Comme le souligne Anousheh Karvar, la notion de cadre s'éloigne de son prototype : l'ingénieur intégré dans un système productif. De plus en plus de cadres travaillent en solitaires ou cherchent même à fuir l'entreprise en s'installant à leur compte. Ce qui pose la question de savoir si l'encadrement est véritablement une catégorie sociale ou s'il ne s'agit pas, plutôt, d'une catégorie subjective. Quel est l'ancrage social d'une population de plus en plus solitaire ? Le pouvoir des cadres semble moins reposer, aujourd'hui, sur la technique et son organisation in situ que sur un rôle de mise en convergence des compétences ou des expertises, c'est-à-dire, en partie, un travail sur l'information qui implique une forte dimension virtuelle.

Méritocratie scolaire

Autres constats de l'étude : la promotion au mérite des personnes issues de la base, les cadres "maison", cède le pas à la "méritocratie scolaire". Le capital scolaire devient alors déterminant, le point d'entrée dans l'organisation conditionnant plus étroitement qu'autrefois la carrière ultérieure.

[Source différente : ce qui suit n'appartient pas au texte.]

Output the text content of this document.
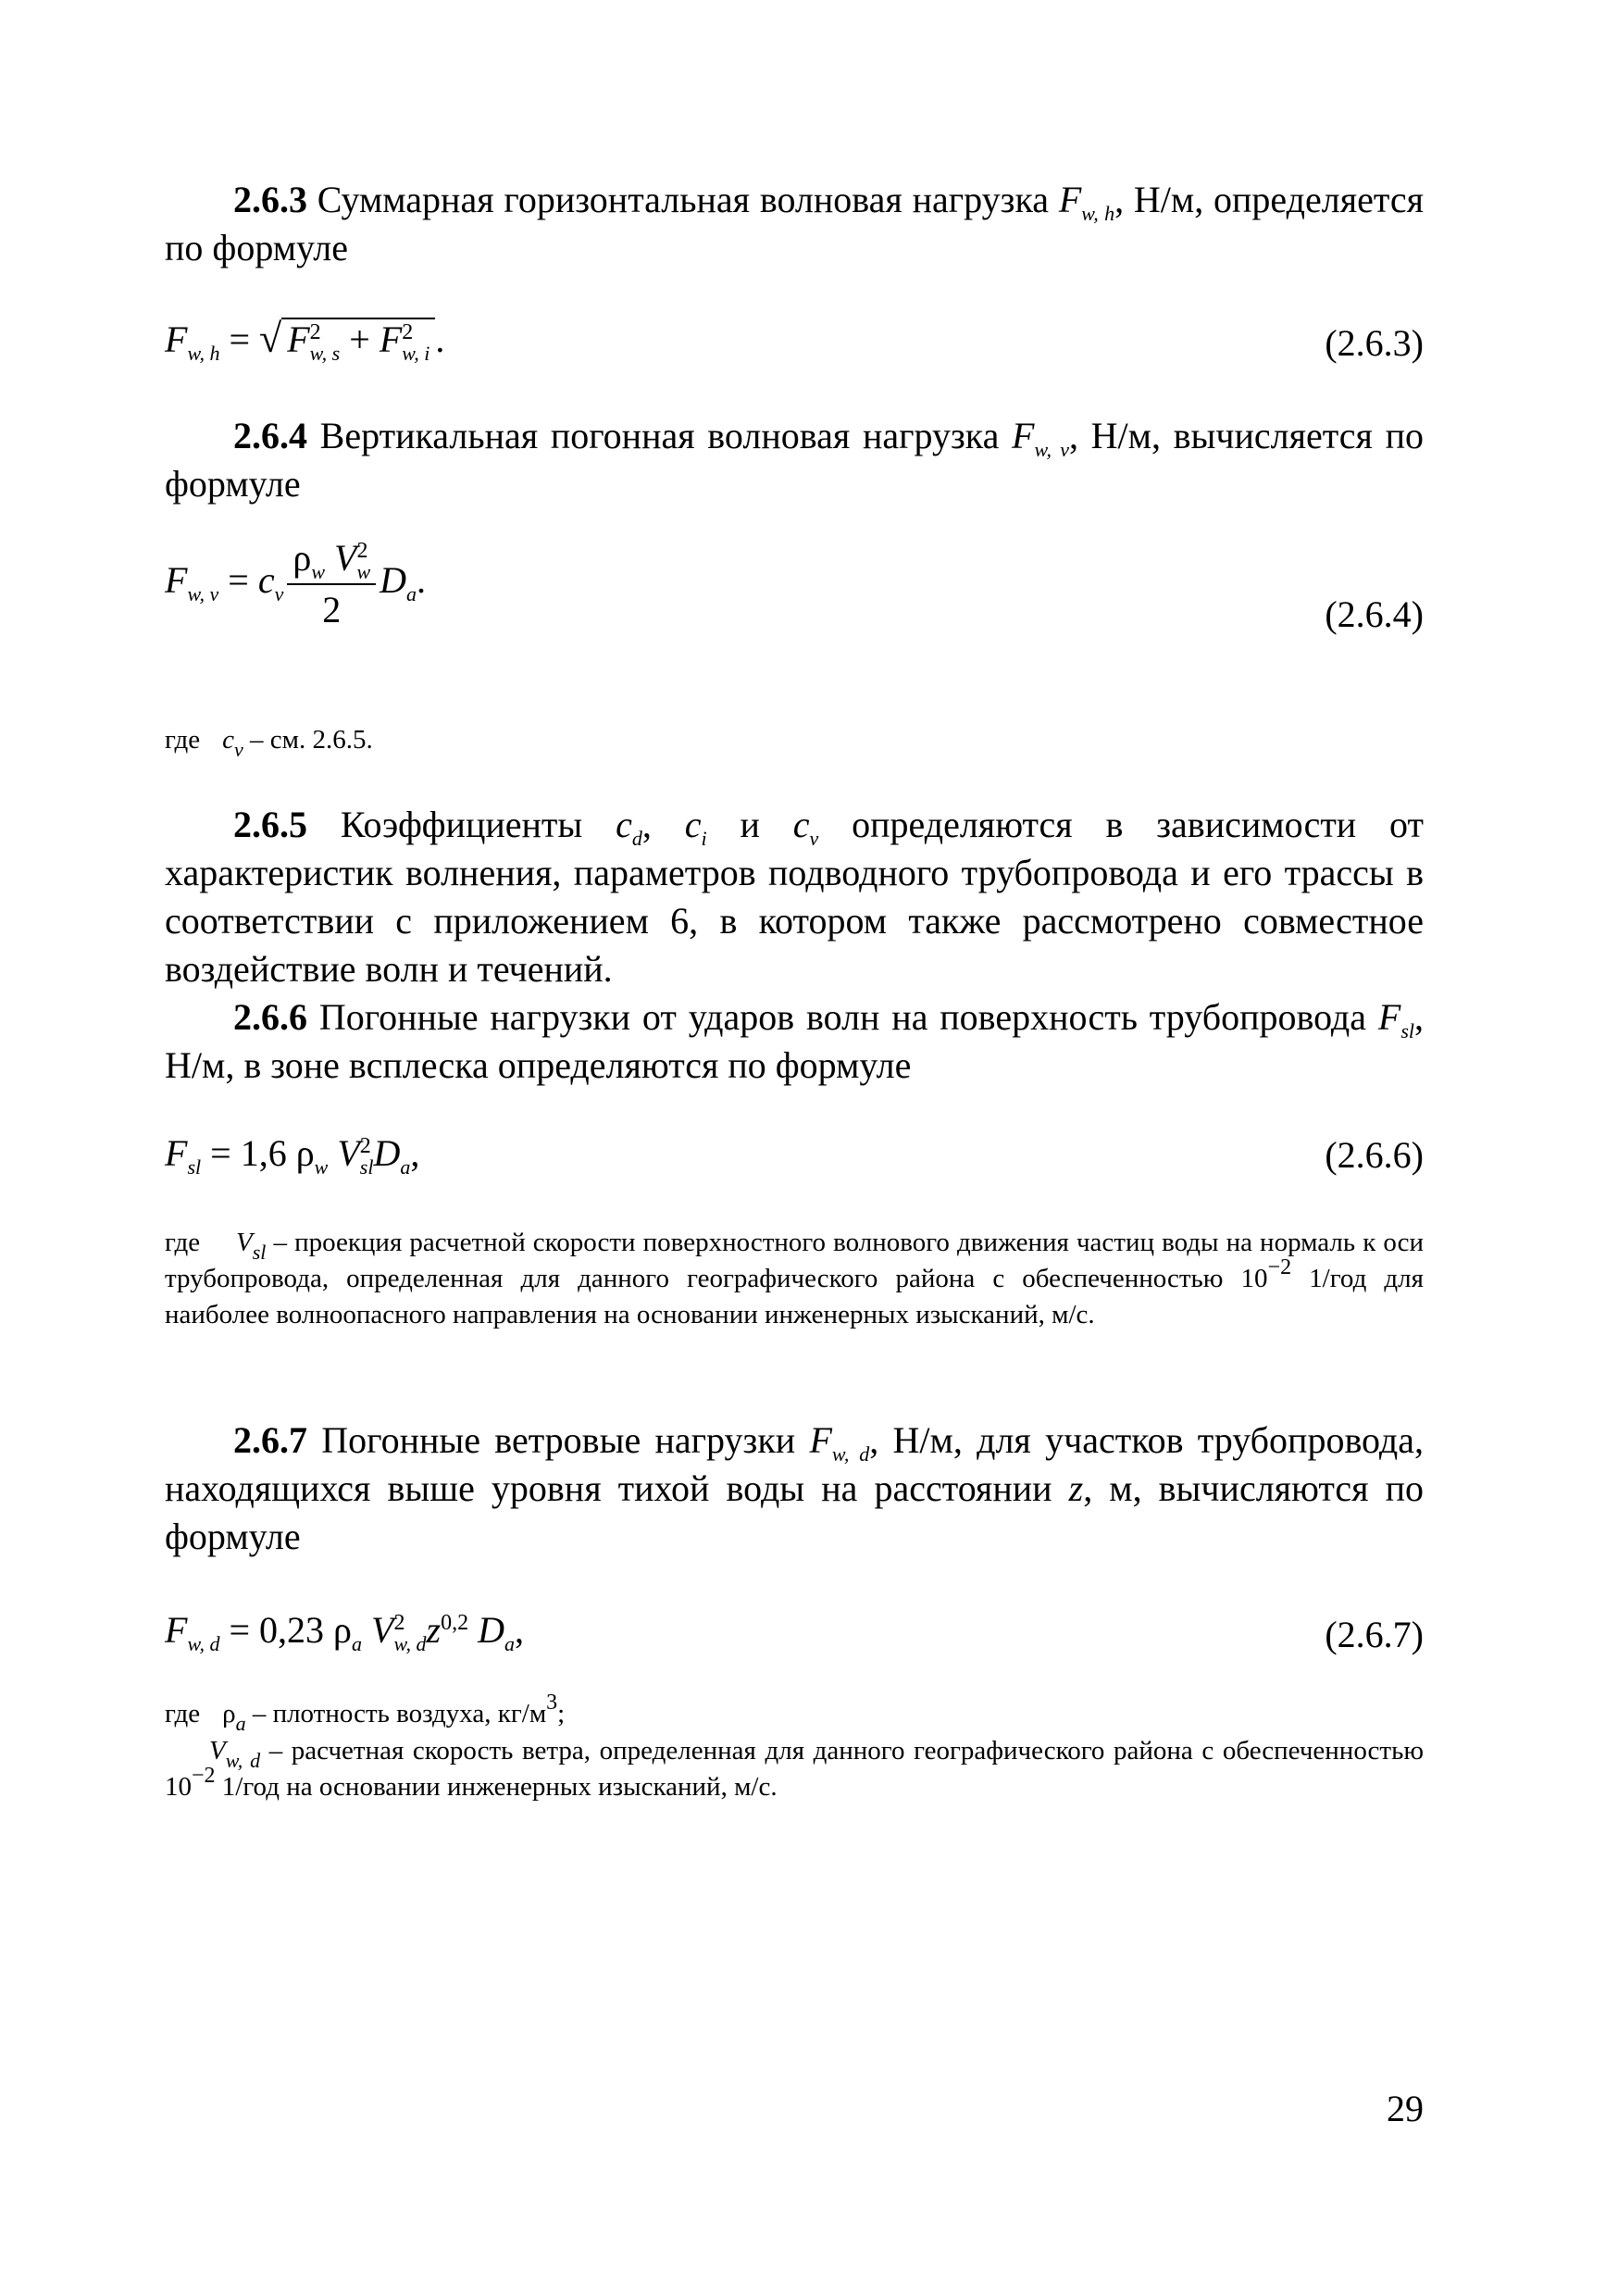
2.6.3 Суммарная горизонтальная волновая нагрузка $F_{w, h}$, Н/м, определяется по формуле

$F_{w, h}$ = √ $F^2_{w, s} + F^2_{w, i}$ .	(2.6.3)

2.6.4 Вертикальная погонная волновая нагрузка $F_{w, v}$, Н/м, вычисляется по формуле

$F_{w, v} = c_v \frac{\rho_w V^2_w}{2} D_a$.
(2.6.4)
где $c_v$ – см. 2.6.5.

2.6.5 Коэффициенты $c_d$, $c_i$ и $c_v$ определяются в зависимости от характеристик волнения, параметров подводного трубопровода и его трассы в соответствии с приложением 6, в котором также рассмотрено совместное воздействие волн и течений.

2.6.6 Погонные нагрузки от ударов волн на поверхность трубопровода $F_{sl}$, Н/м, в зоне всплеска определяются по формуле

$F_{sl} = 1,6$ $\rho_w$ $V^2_{sl}D_a$,	(2.6.6)
где $V_{sl}$ – проекция расчетной скорости поверхностного волнового движения частиц воды на нормаль к оси трубопровода, определенная для данного географического района с обеспеченностью $10^{-2}$ 1/год для наиболее волноопасного направления на основании инженерных изысканий, м/с.

2.6.7 Погонные ветровые нагрузки $F_{w, d}$, Н/м, для участков трубопровода, находящихся выше уровня тихой воды на расстоянии z, м, вычисляются по формуле

$F_{w, d} = 0,23$ $\rho_a$ $V^2_{w, d}z^{0,2}$ $D_a$,	(2.6.7)
где $\rho_a$ – плотность воздуха, $кг/м^3$;
$V_{w, d}$ – расчетная скорость ветра, определенная для данного географического района с обеспеченностью $10^{-2}$ 1/год на основании инженерных изысканий, м/с.
29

Ou encore, la description du fossé grandissant entre les cadres dirigeants et ceux de production, de moins en moins souvent associés aux sphères de décision.

La conjonction de ces deux constats amène Anousheh Karvar a expliquer que les cadres "promus" semblent, en fait, être « une catégorie tampon de plus en plus éloignée des cercles du pouvoir, surtout, d'ailleurs, quand il s'agit de cadres femmes ». Selon Jacqueline Laufer, professeur au groupe HEC, et Sophie Pochic, chargée de recherche au CNRS, « les progrès de la féminisation constituent l'un des traits les plus caractéristiques de l'évolution de la catégorie, notamment chez les cadres administratifs et commerciaux ». Cependant, « cette féminisation croissante n'a pas modifié les inégalités structurelles qui caractérisent l'emploi des femmes dans cette catégorie ». Ce qui conduit les auteurs à s'interroger sur les limites de l'effet diplôme pour établir l'égalité entre les cadres masculins et féminins.

"Droit d'opposition"

Notons aussi l'émergence d'une préoccupation éthique des cadres, liée, selon Christelle Didier, enseignante et chercheuse au CNRS, à une montée en puissance d'un sentiment de malaise des cadres, coincés « entre la loyauté à l'entreprise, s'exprimant dans l'obéissance à leur hiérarchie, et le respect des intérêts de santé, de sécurité, voire de dignité d'autres parties prenantes : collègues, subordonnés, fournisseurs, riverains... » ; 72 % des cadres interrogés dans le cadre de l'enquête se déclarent favorables à la reconnaissance d'un "droit d'opposition" qui les autoriserait à contrer une consigne jugée injuste ou dangereuse.

Règles du jeu

Bref, une cartographie multiforme que la CFDT entend exploiter dans le sens d'une contractualisation de la relation des cadres avec leurs employeurs, en l'appuyant sur des droits individuels inscrits dans des garanties collectives. Il semble, en effet, que ceux-ci soient dans l'attente de "règles du jeu" façonnant la coexistence d'intérêts divers. Ce que Guy Groux, directeur de recherche au CNRS, appelle « les nouveaux enjeux du syndicalisme ».